The honest priority order for AI search visibility, ranked by impact in 2026:

Domain authority and trust signals (audit with Domain Authority Checker) determine whether AI systems consider your domain at all
GEO-ready content structure (test with GEO Audit) determines whether your individual pages are extractable and citation-ready
Schema markup (build with Schema Markup Logic Builder) gives AI systems machine-readable entity data. See our deep dive on schema markup for AI search
Meta tag clarity (review with Meta Tag Analyzer) tells AI crawlers how to classify each individual page
llms.txt sits at the bottom of this list today, but its cost is so low that there is no reason not to add it

Think of llms.txt as the cheapest item on the AI-search hygiene checklist. It will not save a site with thin content and zero authority, but it adds polish to a site that has the fundamentals right. And if adoption accelerates over the next 12 to 24 months, you are already positioned.

Common Mistakes to Avoid

Most failed llms.txt files fail in the same handful of ways. Watch for these patterns before you ship:

Linking to login-walled pages. If a URL requires authentication, an agent fetching it will get a 401 or a generic login screen. Strip these. llms.txt is a public file pointing at public pages.
Listing every page on the site. That is what sitemap.xml is for. llms.txt should be curated. If your file is over 100 links, you are doing it wrong. Most strong llms.txt files have between 15 and 40 carefully chosen links.
Broken or redirecting links. Every URL must return a 200. A 301 or 404 in your llms.txt is a credibility hit. Add a link checker to your CI pipeline so the file fails the build when something breaks.
Relative URLs. Always use absolute URLs with the full domain. The file gets fetched and parsed in isolation, so any relative path resolves incorrectly.
No canonical project name. Your H1 is the canonical name an LLM will associate with the content. If you use a slightly different name in different sections (Acme, Acme Inc, Acme Analytics), you confuse the model.
Forgetting to update. A stale llms.txt is worse than none. If you launch a major new product or rename a section, update the file the same day. Add a reminder to your release checklist.
No descriptions on links. Every link needs a short description after the colon. Bare links waste the LLM's attention budget, and short descriptions are cheap to write.

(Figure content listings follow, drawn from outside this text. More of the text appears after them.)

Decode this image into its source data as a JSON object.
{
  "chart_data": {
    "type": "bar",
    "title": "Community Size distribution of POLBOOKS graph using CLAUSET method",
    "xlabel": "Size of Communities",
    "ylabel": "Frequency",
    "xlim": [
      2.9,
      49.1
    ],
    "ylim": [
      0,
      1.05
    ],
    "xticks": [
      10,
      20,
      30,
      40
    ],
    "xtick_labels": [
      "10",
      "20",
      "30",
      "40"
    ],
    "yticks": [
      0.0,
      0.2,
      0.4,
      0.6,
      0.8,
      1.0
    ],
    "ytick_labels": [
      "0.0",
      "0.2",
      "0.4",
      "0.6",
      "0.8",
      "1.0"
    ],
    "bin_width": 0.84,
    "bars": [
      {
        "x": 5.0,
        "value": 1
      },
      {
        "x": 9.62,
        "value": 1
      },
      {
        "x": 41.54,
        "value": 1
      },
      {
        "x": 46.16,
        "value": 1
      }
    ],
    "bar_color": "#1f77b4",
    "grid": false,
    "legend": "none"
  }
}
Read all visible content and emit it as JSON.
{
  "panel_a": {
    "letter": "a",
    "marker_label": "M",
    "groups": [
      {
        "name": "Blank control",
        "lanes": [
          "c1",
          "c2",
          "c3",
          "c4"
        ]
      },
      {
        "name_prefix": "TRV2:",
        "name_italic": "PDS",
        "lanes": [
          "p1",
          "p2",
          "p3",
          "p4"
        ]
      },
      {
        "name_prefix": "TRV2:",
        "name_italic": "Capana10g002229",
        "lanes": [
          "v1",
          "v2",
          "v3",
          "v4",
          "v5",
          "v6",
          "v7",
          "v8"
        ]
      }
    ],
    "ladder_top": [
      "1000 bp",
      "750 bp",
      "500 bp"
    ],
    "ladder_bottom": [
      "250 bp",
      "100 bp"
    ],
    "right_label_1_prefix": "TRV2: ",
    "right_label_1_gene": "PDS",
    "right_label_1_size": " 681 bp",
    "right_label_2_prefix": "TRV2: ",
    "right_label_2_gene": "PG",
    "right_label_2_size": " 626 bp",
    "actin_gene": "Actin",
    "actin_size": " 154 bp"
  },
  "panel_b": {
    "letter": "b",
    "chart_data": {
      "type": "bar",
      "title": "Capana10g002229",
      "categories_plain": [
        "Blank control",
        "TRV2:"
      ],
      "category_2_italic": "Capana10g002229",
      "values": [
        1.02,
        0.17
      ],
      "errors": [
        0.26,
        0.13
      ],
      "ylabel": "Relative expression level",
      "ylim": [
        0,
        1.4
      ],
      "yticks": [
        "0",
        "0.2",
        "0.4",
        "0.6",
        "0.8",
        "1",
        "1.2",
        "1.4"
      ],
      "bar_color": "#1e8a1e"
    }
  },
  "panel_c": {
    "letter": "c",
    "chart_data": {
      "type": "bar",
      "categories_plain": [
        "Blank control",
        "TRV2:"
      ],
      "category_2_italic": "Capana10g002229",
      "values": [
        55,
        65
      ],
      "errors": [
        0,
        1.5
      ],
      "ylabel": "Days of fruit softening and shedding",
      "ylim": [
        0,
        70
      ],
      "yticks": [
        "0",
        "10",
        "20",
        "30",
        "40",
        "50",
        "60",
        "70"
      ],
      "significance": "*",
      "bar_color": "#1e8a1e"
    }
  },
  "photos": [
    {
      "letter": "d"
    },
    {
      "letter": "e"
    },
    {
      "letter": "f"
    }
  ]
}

Start with Your llms.txt File Today

llms.txt is the cheapest forward-investment in AI search visibility you can make in 2026. It costs an hour, it forces you to clarify your information architecture, and it positions you to benefit as adoption among LLM providers and AI agents grows. It will not fix a weak site, but it will add a clean layer of machine-readability on top of one that is already solid.

Here is your action plan:

Audit your current AI readiness with the GEO Audit and the AI Visibility Score
Pick the 15 to 30 most important canonical pages on your site
Write a tight one-line description of your project for the blockquote summary
Group pages under H2 sections by intent (Docs, Guides, Product, Pricing)
Host the file at https://yourdomain.com/llms.txt with a 200 response and text/plain content type
Validate every link returns 200 and add a link checker to CI
Confirm your robots.txt and sitemap.xml are healthy alongside the new llms.txt
Add llms.txt updates to your release checklist so it stays in sync with the site

The brands that get cited by AI in 2027 are the ones that treated machine-readability as a first-class concern in 2026. llms.txt is a small piece of that, but it is a piece you can ship today. Run a GEO Audit first, fix the page-level fundamentals, then layer on llms.txt as the final polish.